Poirier also reviews the efforts of the scientific community on Lavoisier's behalf:  Later opinion was divided as to whether Fourcroy had in fact intervened.  He was a member of the Convention and an extreme radical by conviction.  However, contemporaries like Georges Cuvier, Antoine Claire Thibaudeau and Eugène Chevreul all came to his defence.  He had worked through the Commission on Weights and Measures to protect Lavoisier. His student, André Laugier, claimed that he had even approached the Committee of Public Safety. (According to this story Robespierre remained silent, but was overheard to complain of Fourcroy's gall; Prieur de la Côte d'Or  ran out to warn the chemist not to return if he valued his own head. Quoted p.383. )

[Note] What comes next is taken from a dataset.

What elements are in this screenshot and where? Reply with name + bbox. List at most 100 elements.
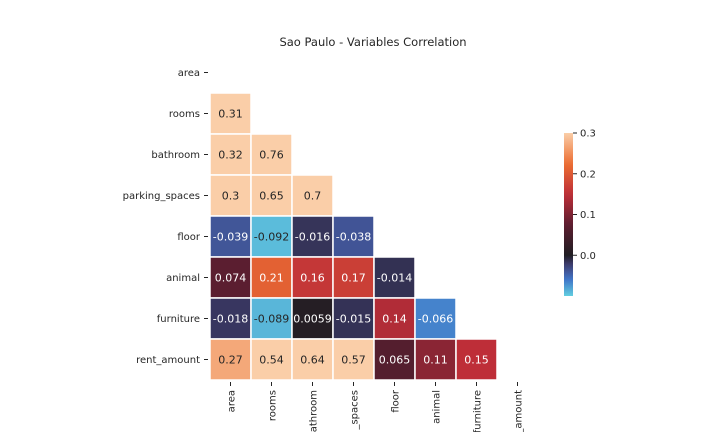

Other scientists, Borda, Haüy, Désaudray and Hallé,  had also done what they could, as had their colleagues at the Lycée des Arts and the Advisory Board for Arts and Trades. If Lavoisier had been let down, it was perhaps by his collaborators closer to power, Guyton de Morveau, Hassenfratz, Monge, who failed to act - whether through fear, political conviction or academic rivalry.  The arrogant Lavoisier, who claimed for his own "the theory of French chemists" did not inspire their affection.

References
Edouard Grimaux Lavoisier, 1743-1794 (1888), p.376-78. 
https://archive.org/details/lavoisier174317900grimuoft/page/376/mode/2up

James Guillaume, "Un mot légendaire : La République n'a pas besoin de savants", Études révolutionnaires, Série 1 (1909), p.136-155
https://gallica.bnf.fr/ark:/12148/bpt6k826927/f141.item
https://www.marxists.org/francais/cmo/n49/P_Chronique_Lavoisier_8_.pdf

Jean-Pierre Poirier, Lavoisier: chemist, biologist, economist (Engl. trans. 1998) Available on Internet Archive   Lavoisier's modern biographer, dismisses the exchange as apocryphal.